Thirty-six percent (36%) of voters now support a single-payer health care system where the federal government provides health insurance coverage for everyone. That’s down from 40% in February but is in line with surveys through most of last year. Forty-nine percent (49%) oppose a single-payer system, the highest level of opposition measured since November. Fifteen percent (15%) are undecided.
Just 52% of voters are now aware whether their state has created an exchange for the sale of health insurance as part of the health care law. That’s down from 59% in February and 57% in January. Prior to this survey, awareness had been steadily growing from a low of 32% in January of last year.
Unchanged from the past two months are the 12% of voters who say they or a member of their immediate family have bought health insurance through one of these exchanges.
The survey of 1,000 Likely Voters was conducted on March 28-29, 2014 by Rasmussen Reports. The margin of sampling error is +/- 3 percentage points with a 95% level of confidence. Field work for all Rasmussen Reports surveys is conducted by Pulse Opinion Research, LLC. See methodology.

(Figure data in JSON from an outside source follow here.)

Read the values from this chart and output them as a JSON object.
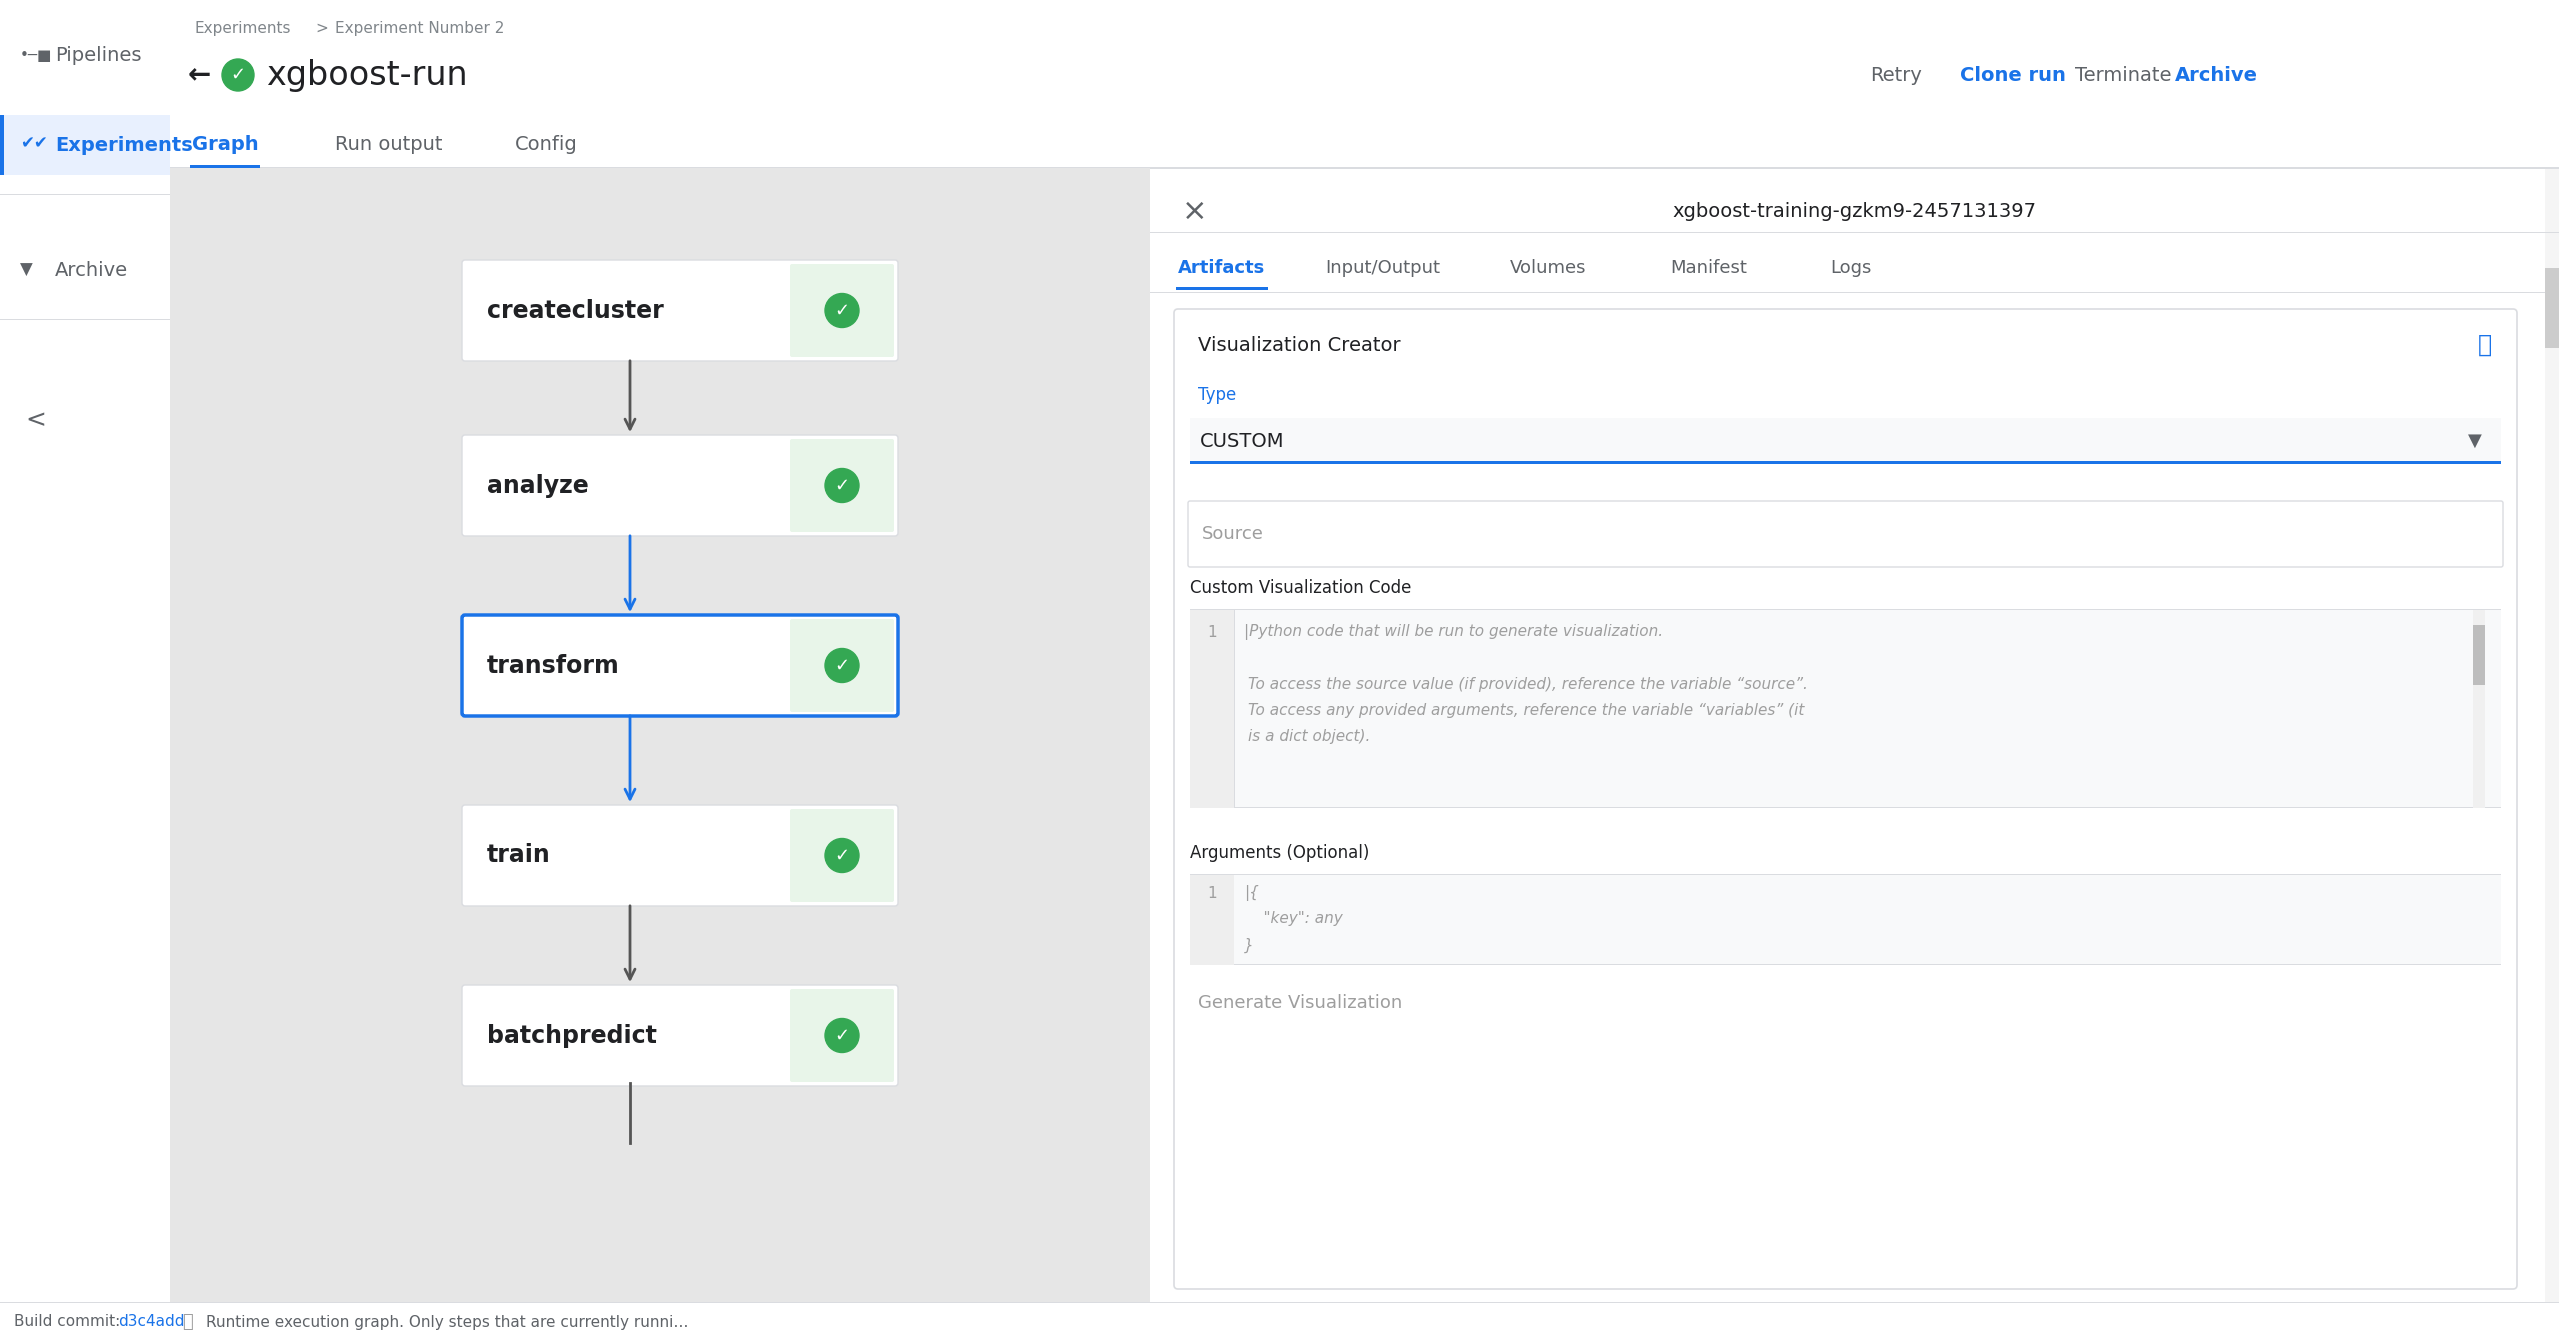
{
  "bg_color": "#f0f0f0",
  "white": "#ffffff",
  "blue": "#1a73e8",
  "green": "#34a853",
  "gray": "#5f6368",
  "light_gray": "#e8eaed",
  "border_gray": "#dadce0",
  "text_dark": "#202124",
  "text_mid": "#3c4043",
  "sidebar_bg": "#ffffff",
  "graph_bg": "#e8e8e8",
  "title": "xgboost-run",
  "breadcrumb1": "Experiments",
  "breadcrumb2": "Experiment Number 2",
  "top_actions": [
    "Retry",
    "Clone run",
    "Terminate",
    "Archive"
  ],
  "top_action_colors": [
    "#5f6368",
    "#1a73e8",
    "#5f6368",
    "#1a73e8"
  ],
  "top_action_bold": [
    false,
    true,
    false,
    true
  ],
  "graph_tabs": [
    "Graph",
    "Run output",
    "Config"
  ],
  "pipeline_nodes": [
    "createcluster",
    "analyze",
    "transform",
    "train",
    "batchpredict"
  ],
  "panel_title": "xgboost-training-gzkm9-2457131397",
  "artifact_tabs": [
    "Artifacts",
    "Input/Output",
    "Volumes",
    "Manifest",
    "Logs"
  ],
  "viz_title": "Visualization Creator",
  "type_label": "Type",
  "custom_label": "CUSTOM",
  "source_placeholder": "Source",
  "code_label": "Custom Visualization Code",
  "code_line1": "Python code that will be run to generate visualization.",
  "code_comment1": "To access the source value (if provided), reference the variable “source”.",
  "code_comment2": "To access any provided arguments, reference the variable “variables” (it",
  "code_comment3": "is a dict object).",
  "args_label": "Arguments (Optional)",
  "args_line1": "{",
  "args_line2": "    \"key\": any",
  "args_line3": "}",
  "gen_button": "Generate Visualization",
  "footer_commit_label": "Build commit:",
  "footer_commit_link": "d3c4add",
  "footer_info": "Runtime execution graph. Only steps that are currently runni…"
}
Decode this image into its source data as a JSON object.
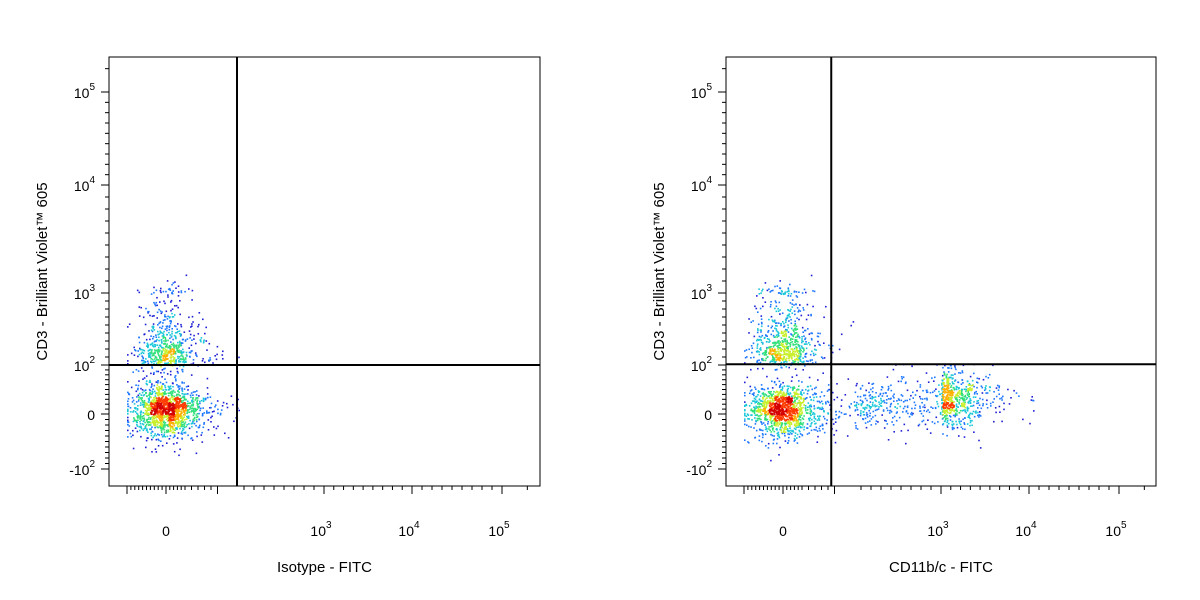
{
  "chart_data": [
    {
      "type": "scatter",
      "subtype": "flow-cytometry-density-plot",
      "xlabel": "Isotype - FITC",
      "ylabel": "CD3 - Brilliant Violet™ 605",
      "xscale": "biexponential",
      "yscale": "biexponential",
      "xlim": [
        -100,
        250000
      ],
      "ylim": [
        -180,
        250000
      ],
      "x_ticks": [
        {
          "value": 0,
          "base": "0",
          "exp": ""
        },
        {
          "value": 1000,
          "base": "10",
          "exp": "3"
        },
        {
          "value": 10000,
          "base": "10",
          "exp": "4"
        },
        {
          "value": 100000,
          "base": "10",
          "exp": "5"
        }
      ],
      "y_ticks": [
        {
          "value": 100000,
          "base": "10",
          "exp": "5"
        },
        {
          "value": 10000,
          "base": "10",
          "exp": "4"
        },
        {
          "value": 1000,
          "base": "10",
          "exp": "3"
        },
        {
          "value": 100,
          "base": "10",
          "exp": "2"
        },
        {
          "value": 0,
          "base": "0",
          "exp": ""
        },
        {
          "value": -100,
          "base": "-10",
          "exp": "2"
        }
      ],
      "quadrant_gate": {
        "x": 130,
        "y": 100
      },
      "populations": [
        {
          "x": 0,
          "y": 10,
          "count": 1400,
          "spread_x": 45,
          "spread_y": 25,
          "peak": "red"
        },
        {
          "x": 0,
          "y": 300,
          "count": 650,
          "spread_x": 40,
          "spread_y": 0.28,
          "peak": "green"
        }
      ],
      "grid": false,
      "colormap": [
        "#1f1fd6",
        "#1e78ff",
        "#19c7d8",
        "#32e07a",
        "#c8ef2a",
        "#ffb000",
        "#ff3b00",
        "#d40000"
      ]
    },
    {
      "type": "scatter",
      "subtype": "flow-cytometry-density-plot",
      "xlabel": "CD11b/c - FITC",
      "ylabel": "CD3 - Brilliant Violet™ 605",
      "xscale": "biexponential",
      "yscale": "biexponential",
      "xlim": [
        -100,
        250000
      ],
      "ylim": [
        -180,
        250000
      ],
      "x_ticks": [
        {
          "value": 0,
          "base": "0",
          "exp": ""
        },
        {
          "value": 1000,
          "base": "10",
          "exp": "3"
        },
        {
          "value": 10000,
          "base": "10",
          "exp": "4"
        },
        {
          "value": 100000,
          "base": "10",
          "exp": "5"
        }
      ],
      "y_ticks": [
        {
          "value": 100000,
          "base": "10",
          "exp": "5"
        },
        {
          "value": 10000,
          "base": "10",
          "exp": "4"
        },
        {
          "value": 1000,
          "base": "10",
          "exp": "3"
        },
        {
          "value": 100,
          "base": "10",
          "exp": "2"
        },
        {
          "value": 0,
          "base": "0",
          "exp": ""
        },
        {
          "value": -100,
          "base": "-10",
          "exp": "2"
        }
      ],
      "quadrant_gate": {
        "x": 95,
        "y": 110
      },
      "populations": [
        {
          "x": 0,
          "y": 10,
          "count": 1200,
          "spread_x": 45,
          "spread_y": 25,
          "peak": "red"
        },
        {
          "x": 0,
          "y": 350,
          "count": 700,
          "spread_x": 40,
          "spread_y": 0.28,
          "peak": "green"
        },
        {
          "x": 2000,
          "y": 30,
          "count": 650,
          "spread_x": 0.3,
          "spread_y": 30,
          "peak": "cyan"
        },
        {
          "x": 400,
          "y": 20,
          "count": 250,
          "spread_x": 0.35,
          "spread_y": 25,
          "peak": "blue"
        }
      ],
      "grid": false,
      "colormap": [
        "#1f1fd6",
        "#1e78ff",
        "#19c7d8",
        "#32e07a",
        "#c8ef2a",
        "#ffb000",
        "#ff3b00",
        "#d40000"
      ]
    }
  ]
}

Voters still don’t like the new national health care law but are more supportive of government-mandated health insurance standards as long as consumers still can choose the kind of plan they want based on costs and coverage.
Sixty percent (60%) of Democrats support the individual insurance mandate, while 66% of Republicans and 57% of voters not affiliated with either party oppose it.
Voters under 40 by a narrow 44% to 39% margin favor a single-payer health care system. Most voters over 40 oppose such a system.
Men are more strongly opposed to a single-payer health care system than women are.
Voters who are not married show more support for a single-payer system than married voters do.
Ten percent (10%) of whites say they or an immediate family member have signed up for insurance through a health care exchange, compared to 15% of blacks and 16% of other minority voters.
Eighty-one percent (81%) of all voters are following news reports on the implementation of the health care law, including 42% who are following Very Closely.
Fifty-three percent (53%) expect the health care system to get worse under Obamacare, a finding that has ranged from 48% to 61% in regular surveys since late 2012.